Racine public transportation is “burning 200,000 gallons of diesel per year,” Maierle said. Those gallons come from 7,000-gallon tanker trucks; Racine accepts 28 tanker truck deliveries a year, more than two a month. With nine electric buses added, “there will be eight less diesel trucks coming into our system a year,” Maierle said. He sees that as $60,000 a year in savings.
There’s talk of adding solar panels to the bus garage, thus negating some of the pollution that would’ve been created elsewhere in the hunt to become zero-emissions, but nothing is set in stone.
According to one study of Chicago’s public transportation, the total cost savings over the lifetime of one electric bus compared to a diesel bus is $25,000.

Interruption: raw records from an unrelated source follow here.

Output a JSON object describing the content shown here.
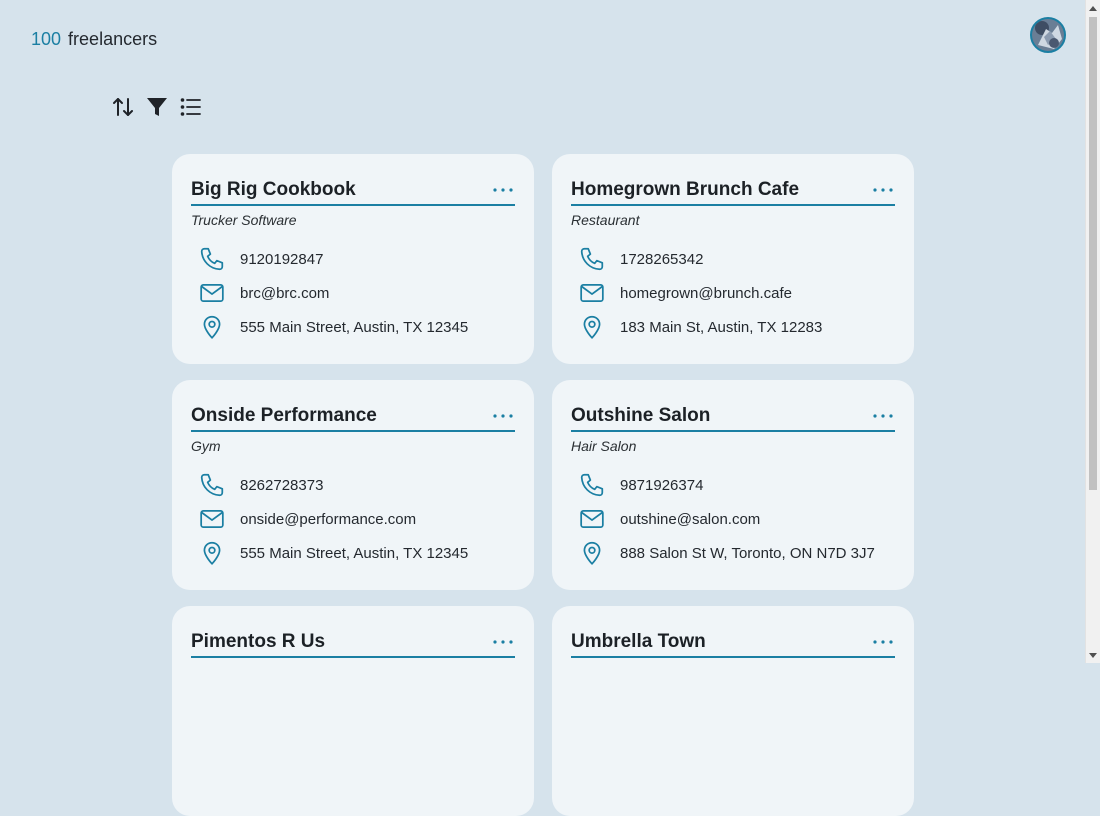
{
  "header": {
    "count": "100",
    "label": "freelancers"
  },
  "toolbar": {
    "icons": [
      "sort-icon",
      "filter-icon",
      "list-view-icon"
    ]
  },
  "colors": {
    "accent": "#1b7fa3",
    "background": "#d6e3ec",
    "card": "#f0f5f8"
  },
  "cards": [
    {
      "name": "Big Rig Cookbook",
      "category": "Trucker Software",
      "phone": "9120192847",
      "email": "brc@brc.com",
      "address": "555 Main Street, Austin, TX 12345"
    },
    {
      "name": "Homegrown Brunch Cafe",
      "category": "Restaurant",
      "phone": "1728265342",
      "email": "homegrown@brunch.cafe",
      "address": "183 Main St, Austin, TX 12283"
    },
    {
      "name": "Onside Performance",
      "category": "Gym",
      "phone": "8262728373",
      "email": "onside@performance.com",
      "address": "555 Main Street, Austin, TX 12345"
    },
    {
      "name": "Outshine Salon",
      "category": "Hair Salon",
      "phone": "9871926374",
      "email": "outshine@salon.com",
      "address": "888 Salon St W, Toronto, ON N7D 3J7"
    },
    {
      "name": "Pimentos R Us",
      "category": "",
      "phone": "",
      "email": "",
      "address": ""
    },
    {
      "name": "Umbrella Town",
      "category": "",
      "phone": "",
      "email": "",
      "address": ""
    }
  ]
}
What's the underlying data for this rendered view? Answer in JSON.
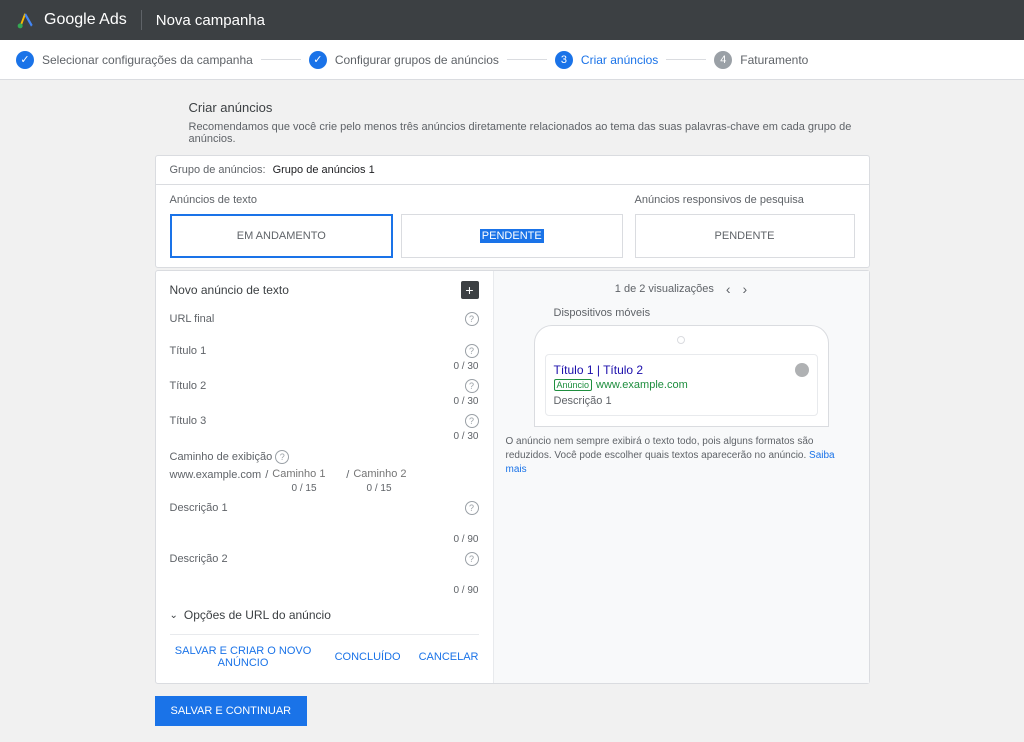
{
  "header": {
    "brand": "Google Ads",
    "campaign": "Nova campanha"
  },
  "stepper": {
    "step1": "Selecionar configurações da campanha",
    "step2": "Configurar grupos de anúncios",
    "step3": "Criar anúncios",
    "num3": "3",
    "step4": "Faturamento",
    "num4": "4"
  },
  "page": {
    "title": "Criar anúncios",
    "subtitle": "Recomendamos que você crie pelo menos três anúncios diretamente relacionados ao tema das suas palavras-chave em cada grupo de anúncios."
  },
  "group": {
    "label": "Grupo de anúncios:",
    "value": "Grupo de anúncios 1"
  },
  "types": {
    "text": "Anúncios de texto",
    "responsive": "Anúncios responsivos de pesquisa",
    "box1": "EM ANDAMENTO",
    "box2": "PENDENTE",
    "box3": "PENDENTE"
  },
  "form": {
    "title": "Novo anúncio de texto",
    "url": "URL final",
    "t1": "Título 1",
    "t2": "Título 2",
    "t3": "Título 3",
    "c30": "0 / 30",
    "path_label": "Caminho de exibição",
    "domain": "www.example.com",
    "slash": "/",
    "path1": "Caminho 1",
    "path2": "Caminho 2",
    "c15": "0 / 15",
    "d1": "Descrição 1",
    "d2": "Descrição 2",
    "c90": "0 / 90",
    "expand": "Opções de URL do anúncio",
    "help": "?"
  },
  "actions": {
    "save_new": "SALVAR E CRIAR O NOVO ANÚNCIO",
    "done": "CONCLUÍDO",
    "cancel": "CANCELAR"
  },
  "preview": {
    "count": "1 de 2 visualizações",
    "device": "Dispositivos móveis",
    "title": "Título 1 | Título 2",
    "badge": "Anúncio",
    "url": "www.example.com",
    "desc": "Descrição 1",
    "disclaimer": "O anúncio nem sempre exibirá o texto todo, pois alguns formatos são reduzidos. Você pode escolher quais textos aparecerão no anúncio. ",
    "learn": "Saiba mais"
  },
  "primary": "SALVAR E CONTINUAR"
}
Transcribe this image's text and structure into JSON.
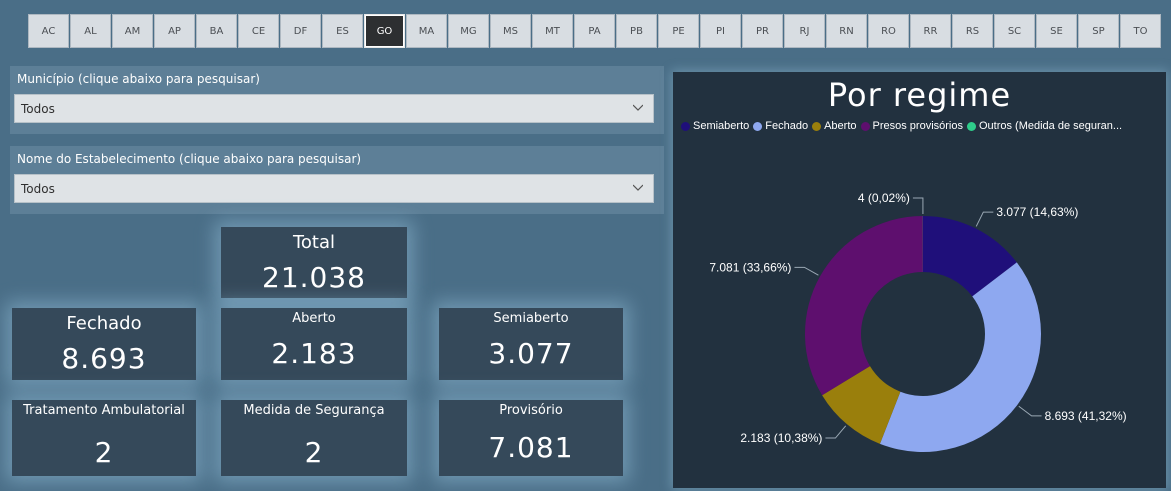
{
  "states": {
    "items": [
      "AC",
      "AL",
      "AM",
      "AP",
      "BA",
      "CE",
      "DF",
      "ES",
      "GO",
      "MA",
      "MG",
      "MS",
      "MT",
      "PA",
      "PB",
      "PE",
      "PI",
      "PR",
      "RJ",
      "RN",
      "RO",
      "RR",
      "RS",
      "SC",
      "SE",
      "SP",
      "TO"
    ],
    "selected": "GO"
  },
  "filters": {
    "municipio": {
      "title": "Município (clique abaixo para pesquisar)",
      "value": "Todos"
    },
    "estabelecimento": {
      "title": "Nome do Estabelecimento (clique abaixo para pesquisar)",
      "value": "Todos"
    }
  },
  "cards": {
    "total": {
      "label": "Total",
      "value": "21.038"
    },
    "fechado": {
      "label": "Fechado",
      "value": "8.693"
    },
    "aberto": {
      "label": "Aberto",
      "value": "2.183"
    },
    "semiaberto": {
      "label": "Semiaberto",
      "value": "3.077"
    },
    "tratamento": {
      "label": "Tratamento Ambulatorial",
      "value": "2"
    },
    "medida": {
      "label": "Medida de Segurança",
      "value": "2"
    },
    "provisorio": {
      "label": "Provisório",
      "value": "7.081"
    }
  },
  "chart_data": {
    "type": "pie",
    "title": "Por regime",
    "legend_position": "top",
    "legend": [
      "Semiaberto",
      "Fechado",
      "Aberto",
      "Presos provisórios",
      "Outros (Medida de seguran..."
    ],
    "slices": [
      {
        "name": "Semiaberto",
        "value": 3077,
        "label": "3.077 (14,63%)",
        "color": "#1f0f7a"
      },
      {
        "name": "Fechado",
        "value": 8693,
        "label": "8.693 (41,32%)",
        "color": "#8ea8f0"
      },
      {
        "name": "Aberto",
        "value": 2183,
        "label": "2.183 (10,38%)",
        "color": "#9a7f0c"
      },
      {
        "name": "Presos provisórios",
        "value": 7081,
        "label": "7.081 (33,66%)",
        "color": "#5e0f6e"
      },
      {
        "name": "Outros (Medida de seguran...",
        "value": 4,
        "label": "4 (0,02%)",
        "color": "#2ecc8a"
      }
    ]
  }
}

“Public transit is a critical element of the state’s economic development,” Wisconsin Department of Administration Secretary Joel Brennan said in a January 2020 statement. “Investments in public transit translates into economic gains. According to the American Public Transportation Association, every dollar invested in public transit results in a four-dollar return.”
On a single charge, the buses Racine is expecting to lease are from Proterra, a California-based electric vehicle technology manufacturer, would get about 141 miles worth of “fuel.” Eleven of Racine’s existing bus routes are shorter than that, so there shouldn’t be any issues with running out of power mid-route or needing to recharge midday when the electric buses hit Racine’s roads eight months from now. Because they would be recharging at night, power costs would also be lower due to decreased demand for electricity after dark, Maierle said.
Jung said that this effort is also good for Racine’s brand and attractiveness.
In Racine, “We have a history of social justice and innovation,” Jung said. “We are revolutionizing the way transportation is done in the State of Wisconsin … If we’re doing the same thing we did 10 years ago, and doing the same thing 10 years before that, we’re not doing it right.”
He continued: “We need to do our part to make sure folks have access to the economic engines in this region, and that means transportation. How do we do that effectively? How do we do that sustainably? That’s the answer when it comes to electric buses,” Jung said. “You’re attracting a skilled workforce that says ‘This is a forward-thinking community. This is a progressive community, and I want to make this my home.’ So you’re recruiting talent... Once you create that type of connection, you allow folks to be able to come into your community and spend their money.”
Pratt added, “We hope that tourism in the City of Racine could grow as a result of this,” adding that there is “excitement associated with innovation.” As such, “we’re hoping that more riders would be interested in riding” the RYDE transit system, which in turn could lead to economic growth, she said.